Vol. 15 No. 11 (2023): Emerging Trends in Machine Intelligence and Big Data - 1511
Articles

Integrating Big Data and Machine Learning to Improve the Decision-Making Processes of Autonomous Robotic Cleaners

Published 2023-11-04

How to Cite

Mahmoud, N., & Farouk, O. (2023). Integrating Big Data and Machine Learning to Improve the Decision-Making Processes of Autonomous Robotic Cleaners. Emerging Trends in Machine Intelligence and Big Data, 15(11), 1–11. Retrieved from http://orientreview.com/index.php/etmibd-journal/article/view/39

Abstract

The advent of autonomous robotic cleaners has significantly enhanced operational efficiency in various cleaning domains, from household environments to industrial settings. However, their decision-making processes often lack the adaptability and intelligence required for dynamic and complex environments.
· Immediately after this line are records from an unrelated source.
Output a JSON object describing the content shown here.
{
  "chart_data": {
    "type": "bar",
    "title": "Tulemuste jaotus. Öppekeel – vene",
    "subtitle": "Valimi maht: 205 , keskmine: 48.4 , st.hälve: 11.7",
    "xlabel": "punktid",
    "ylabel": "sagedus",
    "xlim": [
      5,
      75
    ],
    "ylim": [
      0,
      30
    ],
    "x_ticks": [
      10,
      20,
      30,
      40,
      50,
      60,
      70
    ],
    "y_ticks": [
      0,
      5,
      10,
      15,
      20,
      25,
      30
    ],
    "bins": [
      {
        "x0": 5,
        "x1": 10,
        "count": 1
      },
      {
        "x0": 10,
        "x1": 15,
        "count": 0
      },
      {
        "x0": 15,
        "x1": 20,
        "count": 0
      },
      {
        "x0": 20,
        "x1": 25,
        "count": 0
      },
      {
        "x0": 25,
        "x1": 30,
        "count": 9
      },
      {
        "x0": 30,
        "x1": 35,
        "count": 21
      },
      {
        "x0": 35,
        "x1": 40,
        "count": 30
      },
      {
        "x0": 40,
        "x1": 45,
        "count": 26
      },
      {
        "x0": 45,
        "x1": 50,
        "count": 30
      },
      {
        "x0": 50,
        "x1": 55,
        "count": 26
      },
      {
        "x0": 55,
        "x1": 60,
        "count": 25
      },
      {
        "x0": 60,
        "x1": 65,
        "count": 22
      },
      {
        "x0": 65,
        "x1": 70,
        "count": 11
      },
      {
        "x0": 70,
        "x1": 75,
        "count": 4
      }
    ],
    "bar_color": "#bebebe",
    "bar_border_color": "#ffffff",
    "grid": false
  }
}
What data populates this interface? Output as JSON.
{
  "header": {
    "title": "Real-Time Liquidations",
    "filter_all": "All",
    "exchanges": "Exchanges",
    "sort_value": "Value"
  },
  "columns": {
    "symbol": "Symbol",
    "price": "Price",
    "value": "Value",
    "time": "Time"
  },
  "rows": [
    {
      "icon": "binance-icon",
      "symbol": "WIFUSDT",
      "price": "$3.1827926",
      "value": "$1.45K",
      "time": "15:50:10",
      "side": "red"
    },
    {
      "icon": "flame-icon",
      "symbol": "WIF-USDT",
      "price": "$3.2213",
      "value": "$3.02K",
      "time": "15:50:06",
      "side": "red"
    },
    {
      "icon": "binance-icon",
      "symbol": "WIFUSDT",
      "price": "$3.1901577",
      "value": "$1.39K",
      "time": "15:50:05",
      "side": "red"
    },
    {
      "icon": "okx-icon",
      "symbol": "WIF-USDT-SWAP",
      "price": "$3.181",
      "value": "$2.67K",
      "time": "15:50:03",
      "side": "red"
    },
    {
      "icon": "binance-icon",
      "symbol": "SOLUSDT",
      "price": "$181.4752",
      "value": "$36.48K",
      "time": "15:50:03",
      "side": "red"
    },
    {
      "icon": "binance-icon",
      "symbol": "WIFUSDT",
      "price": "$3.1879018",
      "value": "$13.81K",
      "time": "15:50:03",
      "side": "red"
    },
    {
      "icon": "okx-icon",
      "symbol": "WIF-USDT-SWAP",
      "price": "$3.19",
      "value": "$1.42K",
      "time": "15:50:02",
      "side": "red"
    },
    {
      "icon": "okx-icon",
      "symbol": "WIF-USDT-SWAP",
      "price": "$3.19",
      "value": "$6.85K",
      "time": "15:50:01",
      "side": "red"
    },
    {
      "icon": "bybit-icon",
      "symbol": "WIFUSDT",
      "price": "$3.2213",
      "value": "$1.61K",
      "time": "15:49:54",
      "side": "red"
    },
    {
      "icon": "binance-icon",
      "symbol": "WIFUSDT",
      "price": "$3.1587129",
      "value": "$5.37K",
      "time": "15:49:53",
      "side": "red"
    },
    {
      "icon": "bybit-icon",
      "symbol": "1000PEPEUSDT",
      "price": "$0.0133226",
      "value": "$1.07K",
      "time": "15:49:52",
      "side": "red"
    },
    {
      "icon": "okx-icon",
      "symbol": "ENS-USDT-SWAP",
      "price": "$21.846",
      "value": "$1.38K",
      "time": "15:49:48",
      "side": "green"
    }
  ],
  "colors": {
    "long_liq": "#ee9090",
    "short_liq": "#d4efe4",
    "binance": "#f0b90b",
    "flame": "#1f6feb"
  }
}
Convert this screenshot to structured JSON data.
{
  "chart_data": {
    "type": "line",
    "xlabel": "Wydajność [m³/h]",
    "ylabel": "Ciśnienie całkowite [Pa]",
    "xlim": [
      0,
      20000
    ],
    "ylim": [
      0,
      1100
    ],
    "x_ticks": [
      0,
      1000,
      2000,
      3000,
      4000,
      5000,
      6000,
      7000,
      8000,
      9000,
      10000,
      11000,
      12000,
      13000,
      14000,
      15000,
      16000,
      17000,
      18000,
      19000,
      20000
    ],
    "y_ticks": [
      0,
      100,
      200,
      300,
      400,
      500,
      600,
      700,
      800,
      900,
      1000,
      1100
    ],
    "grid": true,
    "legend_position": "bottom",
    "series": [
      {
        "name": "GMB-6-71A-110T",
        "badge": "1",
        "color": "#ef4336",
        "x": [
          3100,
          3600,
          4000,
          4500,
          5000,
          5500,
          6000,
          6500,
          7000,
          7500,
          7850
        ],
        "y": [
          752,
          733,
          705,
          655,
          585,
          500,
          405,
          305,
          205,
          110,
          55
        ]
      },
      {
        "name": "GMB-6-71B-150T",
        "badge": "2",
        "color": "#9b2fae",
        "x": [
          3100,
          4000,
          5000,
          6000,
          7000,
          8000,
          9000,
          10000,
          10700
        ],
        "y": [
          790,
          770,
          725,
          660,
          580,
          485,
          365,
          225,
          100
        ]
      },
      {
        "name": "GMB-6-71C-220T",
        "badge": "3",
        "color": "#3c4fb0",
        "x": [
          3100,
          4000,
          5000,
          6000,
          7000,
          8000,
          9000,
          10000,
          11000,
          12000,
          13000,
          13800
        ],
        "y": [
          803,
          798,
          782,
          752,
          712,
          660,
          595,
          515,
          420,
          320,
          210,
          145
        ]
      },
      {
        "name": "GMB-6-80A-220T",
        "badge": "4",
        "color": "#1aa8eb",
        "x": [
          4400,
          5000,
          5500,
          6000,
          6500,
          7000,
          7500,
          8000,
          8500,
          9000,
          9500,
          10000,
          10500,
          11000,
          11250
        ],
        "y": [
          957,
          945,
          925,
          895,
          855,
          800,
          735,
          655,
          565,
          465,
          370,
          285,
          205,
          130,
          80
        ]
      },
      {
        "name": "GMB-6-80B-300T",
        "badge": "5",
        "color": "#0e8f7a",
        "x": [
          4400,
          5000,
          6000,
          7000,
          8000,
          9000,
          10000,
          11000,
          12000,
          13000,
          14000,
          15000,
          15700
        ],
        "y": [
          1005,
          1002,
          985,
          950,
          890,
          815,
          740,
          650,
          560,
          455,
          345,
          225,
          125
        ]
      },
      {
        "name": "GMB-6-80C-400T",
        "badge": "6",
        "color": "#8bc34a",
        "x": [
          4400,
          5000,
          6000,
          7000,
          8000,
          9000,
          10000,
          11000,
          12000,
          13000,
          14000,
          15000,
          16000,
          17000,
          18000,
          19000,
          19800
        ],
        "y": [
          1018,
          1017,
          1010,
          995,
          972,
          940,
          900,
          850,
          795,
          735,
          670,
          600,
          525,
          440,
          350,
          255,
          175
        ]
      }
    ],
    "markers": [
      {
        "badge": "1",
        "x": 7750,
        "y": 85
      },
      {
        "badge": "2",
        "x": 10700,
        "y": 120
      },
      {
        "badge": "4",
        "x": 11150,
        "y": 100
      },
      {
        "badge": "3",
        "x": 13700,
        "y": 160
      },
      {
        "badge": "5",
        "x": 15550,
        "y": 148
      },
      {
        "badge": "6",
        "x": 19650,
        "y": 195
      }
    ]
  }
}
This paper explores the integration of big data analytics and machine learning (ML) techniques to improve the decision-making capabilities of autonomous robotic cleaners. By analyzing vast datasets collected from sensors and external sources, and applying machine learning algorithms, these robots can learn from their environment, predict potential obstacles, and optimize cleaning routes in real-time. The study demonstrates how such integration can lead to more efficient, effective, and intelligent cleaning solutions, significantly reducing human intervention while adapting to changing environmental conditions. Through experimental setups and simulations, we validate the proposed approach, showcasing notable improvements in decision-making accuracy, cleaning efficiency, and adaptability to unforeseen situations.